2. Materials and Methods
A total of nine different soft nanocrystalline magnetic alloys were synthesized and characterized in this study to obtain a total of 11 samples.
Table 1 summarises all samples with their chemical composition and label. Four ferromagnetic alloys with nominal compositions of Fe
73.5Si
22.5−xB
xCu
1Nb
3 (x = 9, 11, 13 and 15) were manufactured by mechanical alloying to obtain powders. High purity (Fe 99.5 wt.%, Si 99.5 wt.%, B 98 wt.%, Cu 99 wt.% and Nb 99 wt.%) elemental metals were milled under inert argon atmosphere in a Retsch PM400 mill (RETSCH, Haan, Germany) at 350 rpm with a 30-min on and 30-min off cycle for 100 h. The elemental metals were placed in stainless steel containers with a ball to power ratio, BPR, of 5:1. These alloys were labelled B9, B11, B13, and B15 according to the atomic percentage of B in the alloy. Apart from the 100-h milled B9 sample, an additional B9 sample was manufactured. This second B9 sample was milled for 40 h instead of 100 h and was labelled as B9-40. The aim is to determine the effect of longer milling on the peak temperature for crystal growth and also the effects of B doping on the analysed properties. Additionally, a fifth alloy was produced following the same conditions as before for sample B9, however, substituting B for P (high purity P 98.9 wt.%) with a nominal composition of Fe
73.5Si
13.5P
9Cu
1Nb
3. As described before, two P9 samples were produced by milling the alloy for 40 and 100 h. The sample milled for 40 h was labelled as P9-40 while the sample milled for 100 h was labelled as P9. As both B and P are known elements that enhance the formation of nanocrystalline structures, thermal analysis will determine which element causes crystal growth to occur at lower temperatures. To complete the Fe-based alloys, two additional alloys were manufactured by mechanical alloying under similar conditions to those of the B and P samples. Nominal compositions of these two alloys are Fe
99Mn
1 and Fe
98Mn
2. Again, high purity (Fe 99.5 wt.% and Mn 99.95 wt.%) elemental metals were used to obtain the final alloys in powder form. The only difference was the milling length of 50 h instead of 100 h.

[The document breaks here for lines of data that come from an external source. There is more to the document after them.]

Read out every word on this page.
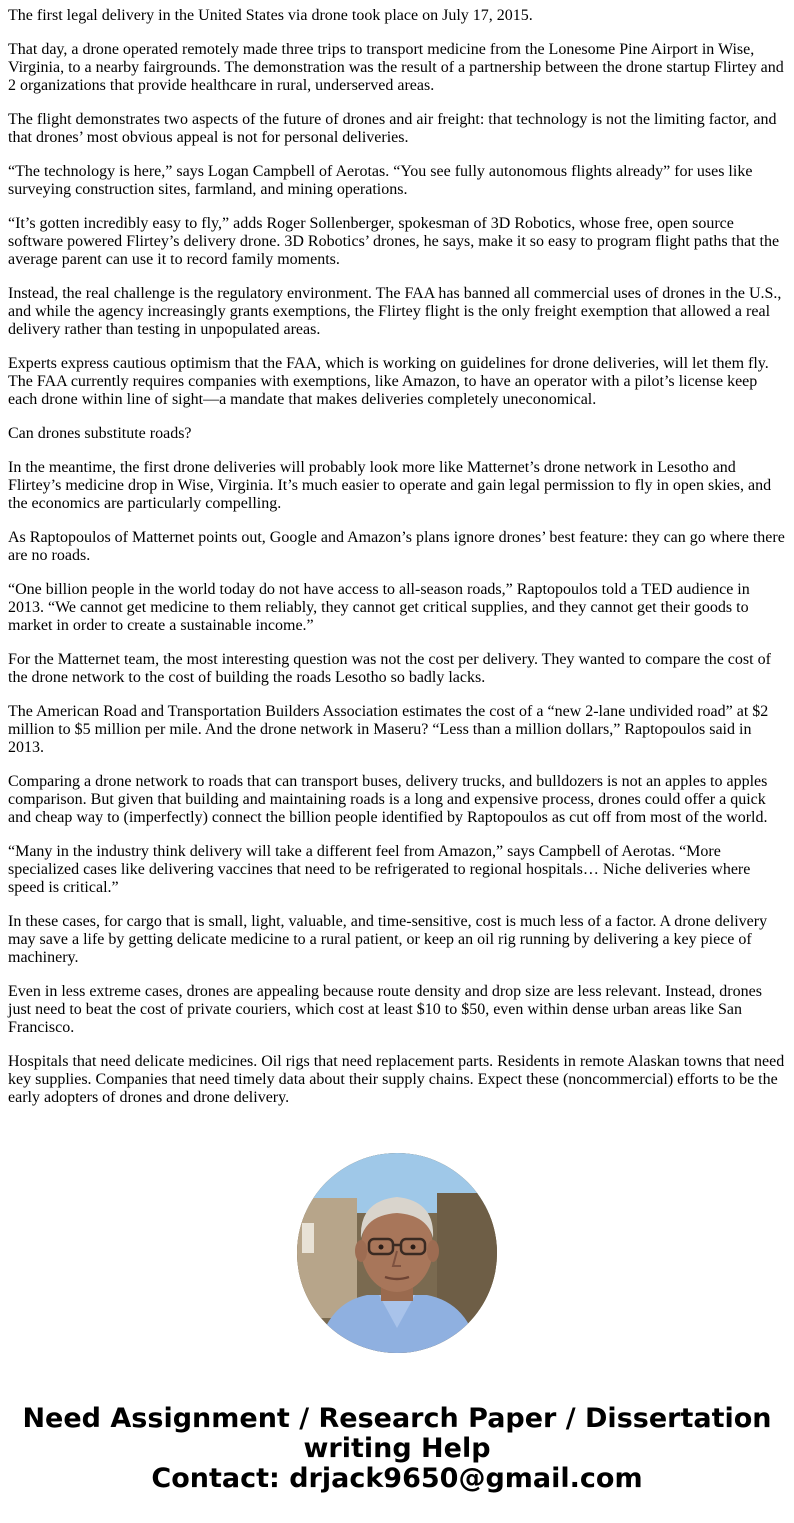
The first legal delivery in the United States via drone took place on July 17, 2015.

That day, a drone operated remotely made three trips to transport medicine from the Lonesome Pine Airport in Wise, Virginia, to a nearby fairgrounds. The demonstration was the result of a partnership between the drone startup Flirtey and 2 organizations that provide healthcare in rural, underserved areas.

The flight demonstrates two aspects of the future of drones and air freight: that technology is not the limiting factor, and that drones’ most obvious appeal is not for personal deliveries.

“The technology is here,” says Logan Campbell of Aerotas. “You see fully autonomous flights already” for uses like surveying construction sites, farmland, and mining operations.

“It’s gotten incredibly easy to fly,” adds Roger Sollenberger, spokesman of 3D Robotics, whose free, open source software powered Flirtey’s delivery drone. 3D Robotics’ drones, he says, make it so easy to program flight paths that the average parent can use it to record family moments.

Instead, the real challenge is the regulatory environment. The FAA has banned all commercial uses of drones in the U.S., and while the agency increasingly grants exemptions, the Flirtey flight is the only freight exemption that allowed a real delivery rather than testing in unpopulated areas.

Experts express cautious optimism that the FAA, which is working on guidelines for drone deliveries, will let them fly. The FAA currently requires companies with exemptions, like Amazon, to have an operator with a pilot’s license keep each drone within line of sight—a mandate that makes deliveries completely uneconomical.

Can drones substitute roads?

In the meantime, the first drone deliveries will probably look more like Matternet’s drone network in Lesotho and Flirtey’s medicine drop in Wise, Virginia. It’s much easier to operate and gain legal permission to fly in open skies, and the economics are particularly compelling.

As Raptopoulos of Matternet points out, Google and Amazon’s plans ignore drones’ best feature: they can go where there are no roads.

“One billion people in the world today do not have access to all-season roads,” Raptopoulos told a TED audience in 2013. “We cannot get medicine to them reliably, they cannot get critical supplies, and they cannot get their goods to market in order to create a sustainable income.”

For the Matternet team, the most interesting question was not the cost per delivery. They wanted to compare the cost of the drone network to the cost of building the roads Lesotho so badly lacks.

The American Road and Transportation Builders Association estimates the cost of a “new 2-lane undivided road” at $2 million to $5 million per mile. And the drone network in Maseru? “Less than a million dollars,” Raptopoulos said in 2013.

Comparing a drone network to roads that can transport buses, delivery trucks, and bulldozers is not an apples to apples comparison. But given that building and maintaining roads is a long and expensive process, drones could offer a quick and cheap way to (imperfectly) connect the billion people identified by Raptopoulos as cut off from most of the world.

“Many in the industry think delivery will take a different feel from Amazon,” says Campbell of Aerotas. “More specialized cases like delivering vaccines that need to be refrigerated to regional hospitals… Niche deliveries where speed is critical.”

In these cases, for cargo that is small, light, valuable, and time-sensitive, cost is much less of a factor. A drone delivery may save a life by getting delicate medicine to a rural patient, or keep an oil rig running by delivering a key piece of machinery.

Even in less extreme cases, drones are appealing because route density and drop size are less relevant. Instead, drones just need to beat the cost of private couriers, which cost at least $10 to $50, even within dense urban areas like San Francisco.

Hospitals that need delicate medicines. Oil rigs that need replacement parts. Residents in remote Alaskan towns that need key supplies. Companies that need timely data about their supply chains. Expect these (noncommercial) efforts to be the early adopters of drones and drone delivery.

Need Assignment / Research Paper / Dissertation writing Help
Contact: drjack9650@gmail.com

Thermal analysis of samples B9-40, B9, B11, B13, B15, P9-40, P9, Fe99Mn1, and Fe98Mn2 was carried out by Differential Scanning Calorimetry (DSC). DSC was performed using a TA Instruments Q2000 calorimeter (TA Instruments, New Castle, DE, USA)with a heating rate of 10 K min−1 for the seven samples between 450 K and 950 K. The selected temperature range ensures the detection of the peak temperature related to crystal growth. Heat flow increases when the sample reaches the crystal growth peak temperature. This technique will also measure if structural relaxations occur at lower temperatures.
The morphology of samples B9-40, B9-100, P9-40, P9-100, Fe99Mn1, and Fe98Mn2 was observed by Scanning Electron Microscopy (SEM) using a Zeiss DSM 960A device (Zeiss, Oberkochen, Germany). This device is also coupled with Energy Dispersive Spectroscopy (EDX) confirm the structural composition of the Fe99Mn1 and Fe98Mn2 alloys. The microstructural characterization of the B11, B13, B15, Fe99Mn1, and Fe98Mn2 alloys was performed by X-Ray Diffraction (XRD) in a Bruker APEX D8 Advance diffractometer (Bruker, Billerica, MA, USA) using Cu-Kα radiation with λ = 1.5406 Å. The diffractogram refinements were performed in MAUD software (accessed on 12 February 2020) applying the Rietveld refinement method.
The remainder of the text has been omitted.